How can I write-protect (make read-only) a USB drive in OS X?

I have a USB drive with some archive data on it that I'd like to access from a Mac running Snow Leopard. However, I want to ensure that the data on the drive is preserved and no modifications are made to the drive. The drive is FAT32 formatted and does not have a write-protect switch on it. How can I make the drive read-only or otherwise write-protect it by the OS so that I can ensure nothing is modified on the drive?


Option 1: Mount drive read-only

You can mount the USB drive read-only by using Diskutil.

  • First, insert/mount the drive once, run diskutil list from Terminal.app and take note of the device representing the drive (should be something like /dev/diskN with N being any number).
  • Eject the disk by running diskutil unmountDisk /dev/diskN replacing N by the number noted in the first step
  • Mount the disk read-only by running diskutil mountDisk readOnly /dev/diskN

This of course requires that you actively run these commands every time you want to use the archive stick. For an automated solution, have a look at MarcoPolo or write a launchd command (see e.g. here for inspiration).

Option 2: Use access control on the drive

Does the drive really need to be formatted in FAT32 or do you only access it from a Mac OSX system anyway? In the later case, you can save the drive content on another drive, reformat it as a Mac OSX drive, move/copy the content back and take away any write rights from anybody.


Seems like editing the fstab file would be the best solution as you don't need to unmount/manually mount the volume each time. It sounds very low level solution, so not even the system/root/spotlight would modify the drive.

http://www.macissues.com/2014/09/02/how-to-make-secondary-boot-partitions-read-only-in-os-x/


  1. Open Disk Utility in the Applications > Utilities folder, and then select the volume in the device list on the left-hand side of the window. Now press Command-i to get information on the volume. In the window that pops up, locate the “Universal Unique Identifier” (UUID) string, which is a series of letters and numbers separated by dashes.

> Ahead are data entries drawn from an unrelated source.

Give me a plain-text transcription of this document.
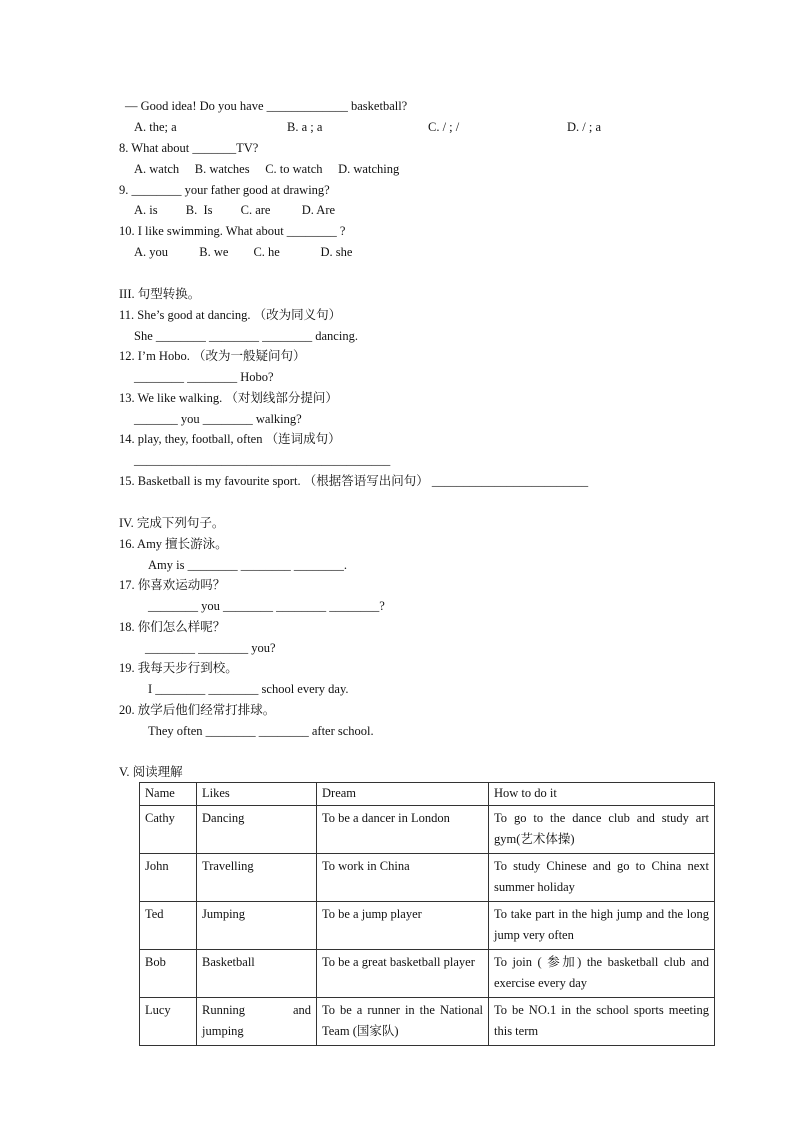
— Good idea! Do you have _____________ basketball?
A. the; a	B. a ; a	C. / ; /	D. / ; a
8. What about _______TV?
A. watch     B. watches     C. to watch     D. watching
9. ________ your father good at drawing?
A. is         B.  Is         C. are          D. Are
10. I like swimming. What about ________ ?
A. you          B. we        C. he             D. she
III. 句型转换。
11. She’s good at dancing. （改为同义句）
She ________ ________ ________ dancing.
12. I’m Hobo. （改为一般疑问句）
________ ________ Hobo?
13. We like walking. （对划线部分提问）
_______ you ________ walking?
14. play, they, football, often （连词成句）
_________________________________________
15. Basketball is my favourite sport. （根据答语写出问句） _________________________
IV. 完成下列句子。
16. Amy 擅长游泳。
Amy is ________ ________ ________.
17. 你喜欢运动吗？
________ you ________ ________ ________?
18. 你们怎么样呢？
________ ________ you?
19. 我每天步行到校。
I ________ ________ school every day.
20. 放学后他们经常打排球。
They often ________ ________ after school.
V. 阅读理解
Name	Likes	Dream	How to do it
Cathy	Dancing	To be a dancer in London	To go to the dance club and study art gym(艺术体操)
John	Travelling	To work in China	To study Chinese and go to China next summer holiday
Ted	Jumping	To be a jump player	To take part in the high jump and the long jump very often
Bob	Basketball	To be a great basketball player	To join ( 参加) the basketball club and exercise every day
Lucy	Running and jumping	To be a runner in the National Team (国家队)	To be NO.1 in the school sports meeting this term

Select the entire UUID and press Command-c to copy it.

  2. Open the Terminal utility

  3. Run the following command:
    sudo pico /etc/fstab

  4. Add the following line to the fstab file, and change the UUID from all zeros as shown here, to the value of the copied UUID from Disk Utility:
    UUID=00000000-0000-0000-0000-000000000000 none hfs ro

  5. Press Control-o to write the file changes, and then Control-x to exit the editor.